The Adaptive Agency Blog

Level Up Your List Strategy

by | Aug 20, 2022 | Strategy

Here’s a question I get at least weekly from agents across the country:

“Matt, what approaches are other agents using to create review appointment lists?”

The simple answer is that we mostly see agents using alphabetical, renewals, birthdays, existing life, high-propensity for life, zip code, etc.

But those are just tactics. Let’s talk about strategy. Specifically, segmentation.

Businesses segment customers based on demographics, psychographics, geography, etc.

For our industry, though, the best segmentation comes from two things:

  • Product portfolio
  • Customer Lifetime Value (CLV)

That’s because customers with different priorities will stack up differently against these two measures.

When you segment this way, you might get 3-5 customer profiles that have important differences.

  • First, each profile’s priorities and needs are distinct.
  • Second, how you attract, acquire, and retain each profile is very different (or should be).
  • Third, your baseline conversations with them must be different in order to maximize your relevance.
  • Fourth, the profiles contribute to your business’s financial health and growth differently.

Want to level up your customer engagement strategy? Here’s the short version:

  1. Do a back-of-napkin sketch of your customer profiles based on portfolio and CLV.
  2. Create a high-level micro-strategy for acquiring and retaining each profile.
  3. Integrate your list creation into those strategies.

The (Slightly) Longer Version

Imagine that you have two customer profiles defined.

PROFILE A contains 50 households that look more or less like this:

  • 3-4 vehicles, a house, an RV and some toys, etc.
  • life policies and retirement accounts
  • maybe a small business
  • Average $1500 of recurring commissions (ARR or “Annually Recurring Revenue”)
  • 20 years of retention

You only have 50 of these, but they’re giving you a combined ~$75K of combined ARR every year.

They’re also rewarding you with Customer Lifetime Value of $30K each at very high profit margins.

By contrast, let’s say PROFILE B has 500 households like this:

  • 1 car with minimum coverage and a renter’s policy or a condo
  • $100 of ARR and 4 years of retention

These 500 customers provide $50K of ARR and $200K of CLV, but they’re more work and they churn more often. Plus, a bigger chunk of that revenue went to acquisition cost.

Both profiles matter, but they have different needs and warrant different microstrategies if you’re going to optimize them. You’ll need to define and refine:

  1. How much you should spend on acquisition.
  2. How you’ll attract, acquire, and retain them.
  3. How you’ll make your review appointment conversations super relevant.
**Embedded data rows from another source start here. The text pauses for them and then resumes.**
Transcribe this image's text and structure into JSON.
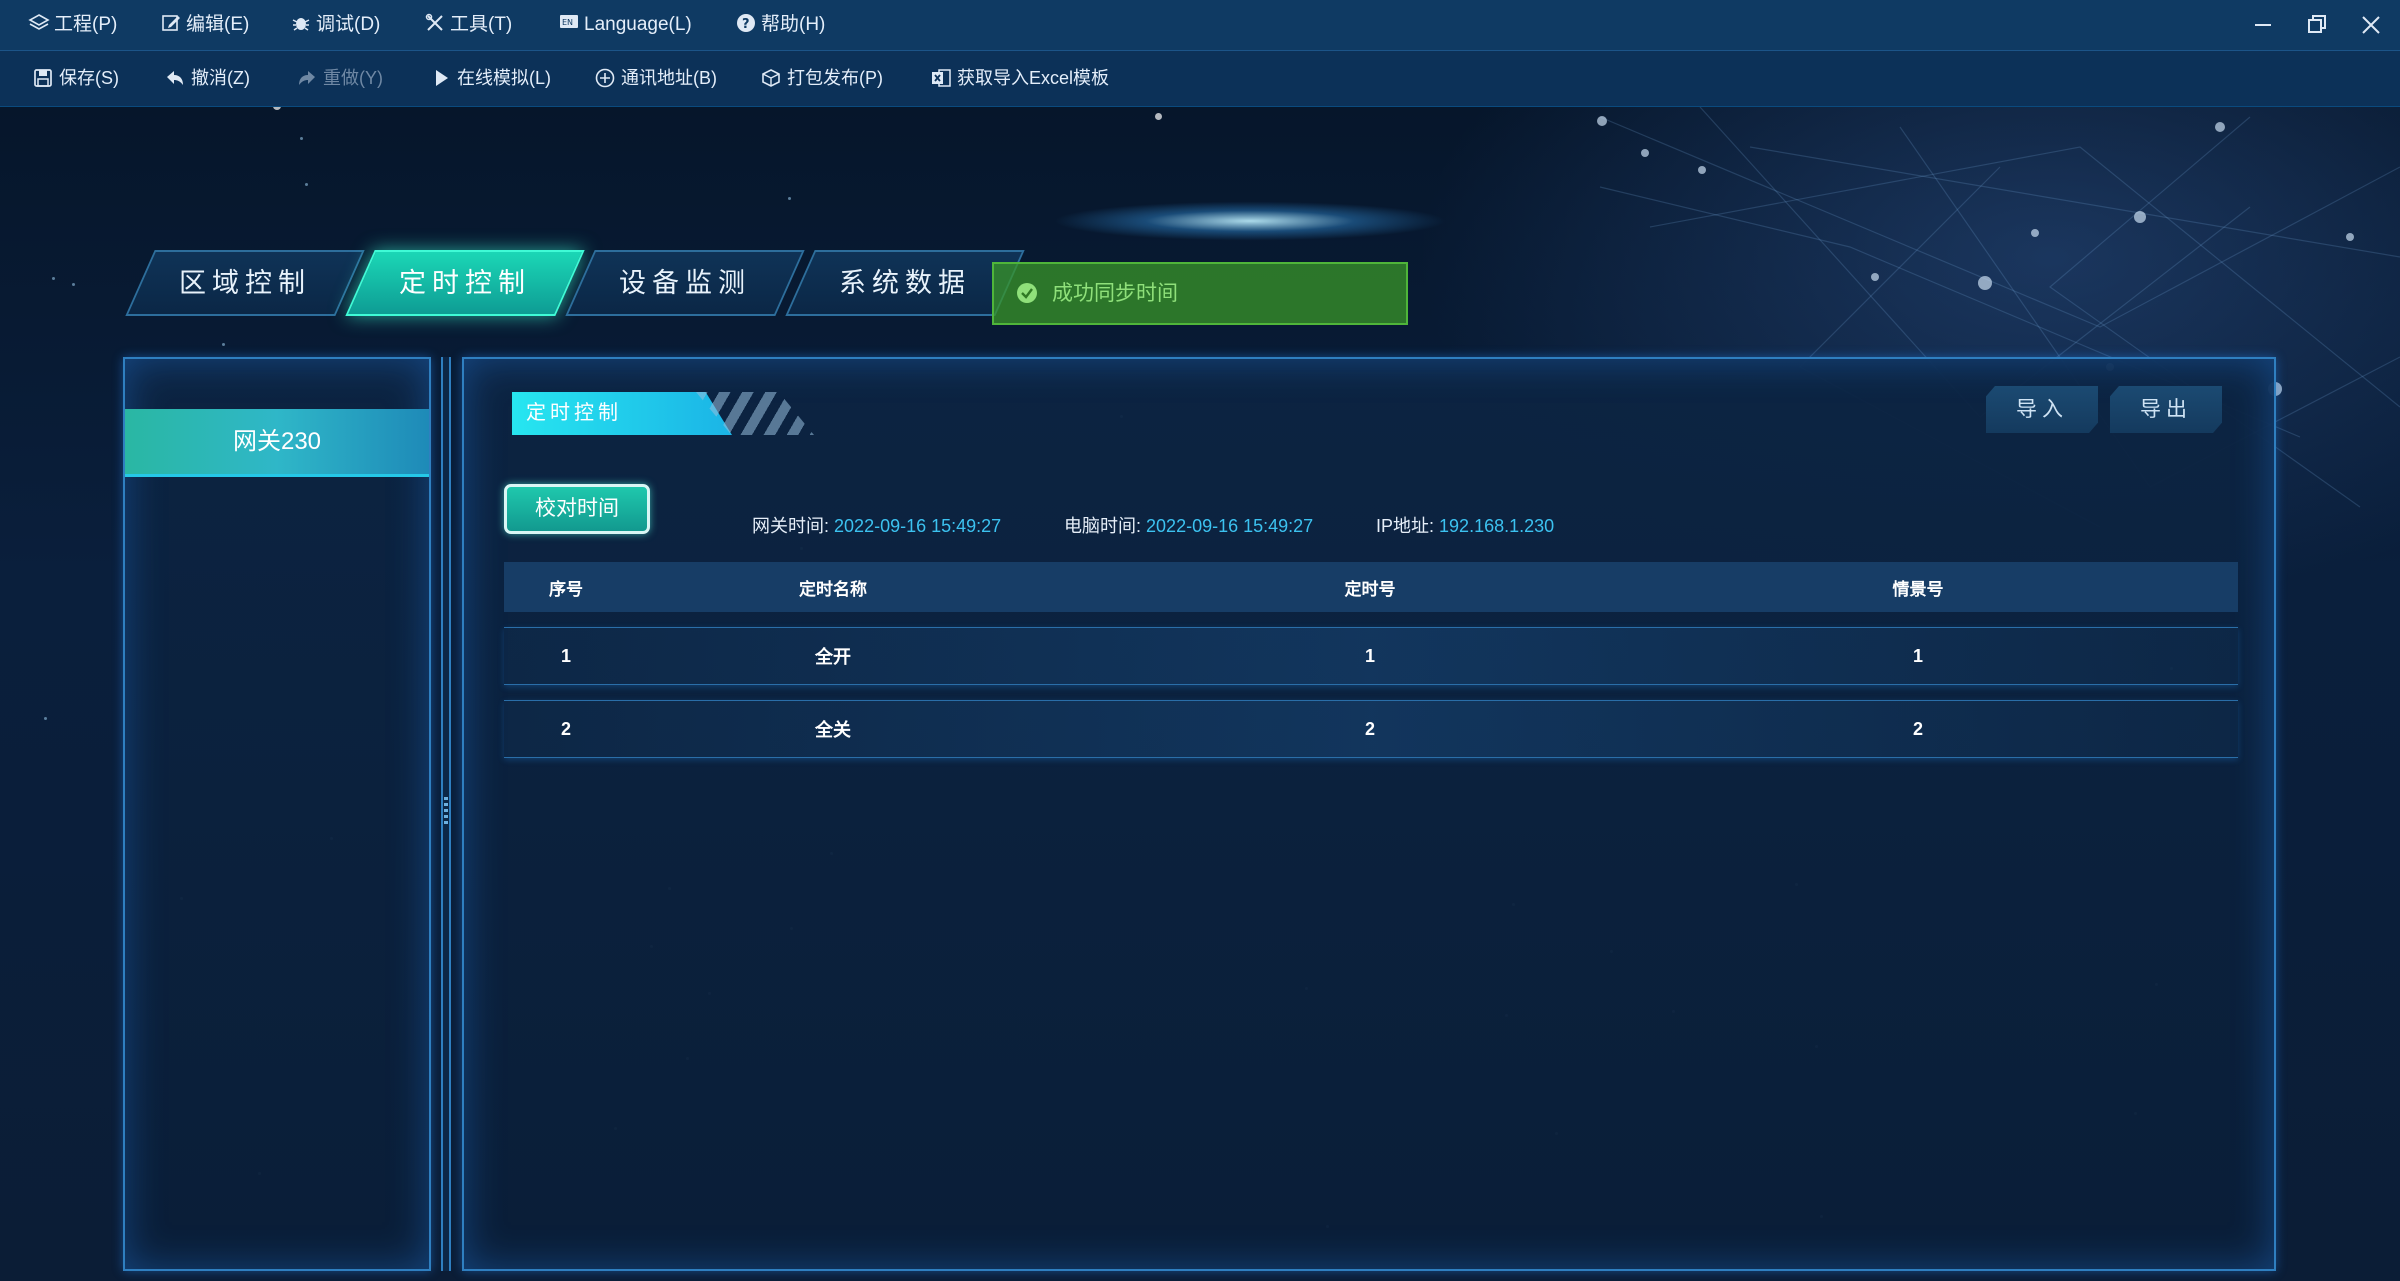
{
  "menubar": {
    "items": [
      {
        "label": "工程(P)",
        "icon": "layers-icon"
      },
      {
        "label": "编辑(E)",
        "icon": "edit-icon"
      },
      {
        "label": "调试(D)",
        "icon": "bug-icon"
      },
      {
        "label": "工具(T)",
        "icon": "tools-icon"
      },
      {
        "label": "Language(L)",
        "icon": "language-icon"
      },
      {
        "label": "帮助(H)",
        "icon": "help-icon"
      }
    ]
  },
  "toolbar": {
    "items": [
      {
        "label": "保存(S)",
        "icon": "save-icon"
      },
      {
        "label": "撤消(Z)",
        "icon": "undo-icon"
      },
      {
        "label": "重做(Y)",
        "icon": "redo-icon"
      },
      {
        "label": "在线模拟(L)",
        "icon": "play-icon"
      },
      {
        "label": "通讯地址(B)",
        "icon": "plus-circle-icon"
      },
      {
        "label": "打包发布(P)",
        "icon": "package-icon"
      },
      {
        "label": "获取导入Excel模板",
        "icon": "excel-icon"
      }
    ]
  },
  "tabs": [
    {
      "label": "区域控制"
    },
    {
      "label": "定时控制"
    },
    {
      "label": "设备监测"
    },
    {
      "label": "系统数据"
    }
  ],
  "toast": {
    "message": "成功同步时间",
    "color": "#4fb53a"
  },
  "sidebar": {
    "gateway": "网关230"
  },
  "main": {
    "section_title": "定时控制",
    "import_label": "导入",
    "export_label": "导出",
    "sync_button": "校对时间",
    "gateway_time_label": "网关时间:",
    "gateway_time": "2022-09-16 15:49:27",
    "pc_time_label": "电脑时间:",
    "pc_time": "2022-09-16 15:49:27",
    "ip_label": "IP地址:",
    "ip": "192.168.1.230",
    "table": {
      "columns": [
        "序号",
        "定时名称",
        "定时号",
        "情景号"
      ],
      "rows": [
        [
          "1",
          "全开",
          "1",
          "1"
        ],
        [
          "2",
          "全关",
          "2",
          "2"
        ]
      ]
    }
  },
  "colors": {
    "accent": "#1bd7b6",
    "panel_border": "#2f7fc0",
    "value_text": "#3cc2f0"
  }
}
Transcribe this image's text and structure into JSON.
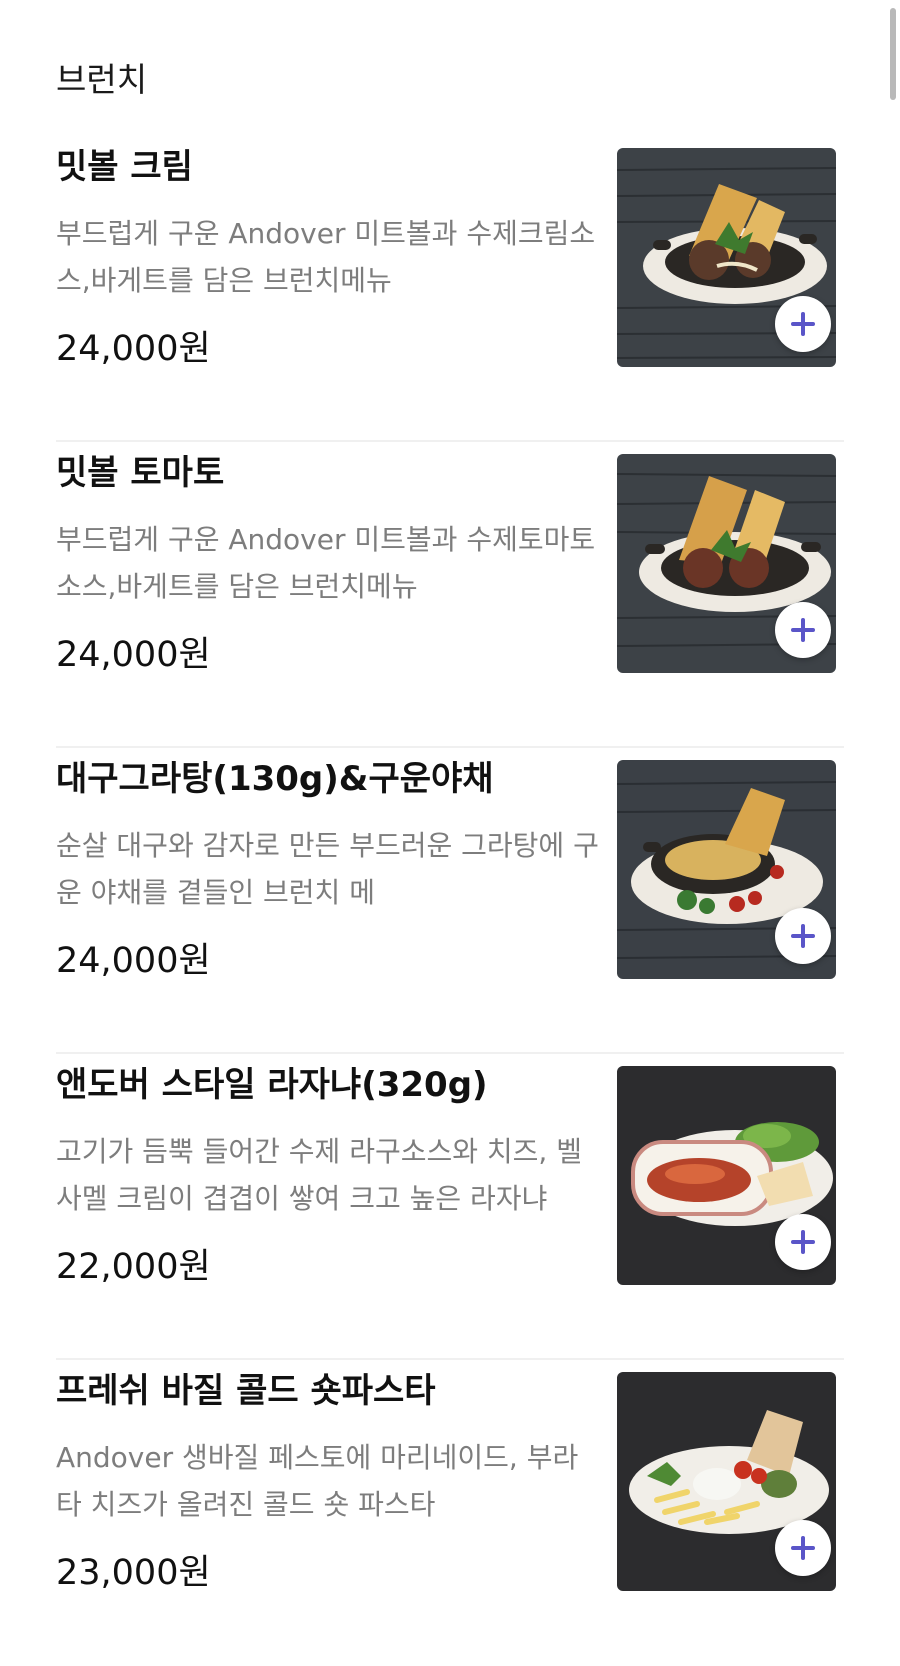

Moreover, your biggest impact can happen as you help Profile B customers become more empowered insurance consumers as you meet with them periodically. They’ll reward you handsomely for your commitment to them.

Back To List Preparation

Once you have your profiles and your microstrategies defined, integrate it into your list preparation process. Which profiles you add to the list is less important than putting them there on purpose.

You’ll need to have nailed down who will meet with each customer, how they’ll maximize relevance out of the gate, and how they’ll give the most value to each customer*.

*Bonus points if you (a) earn Profile A referrals and (b) make care calls to them between appointment intervals.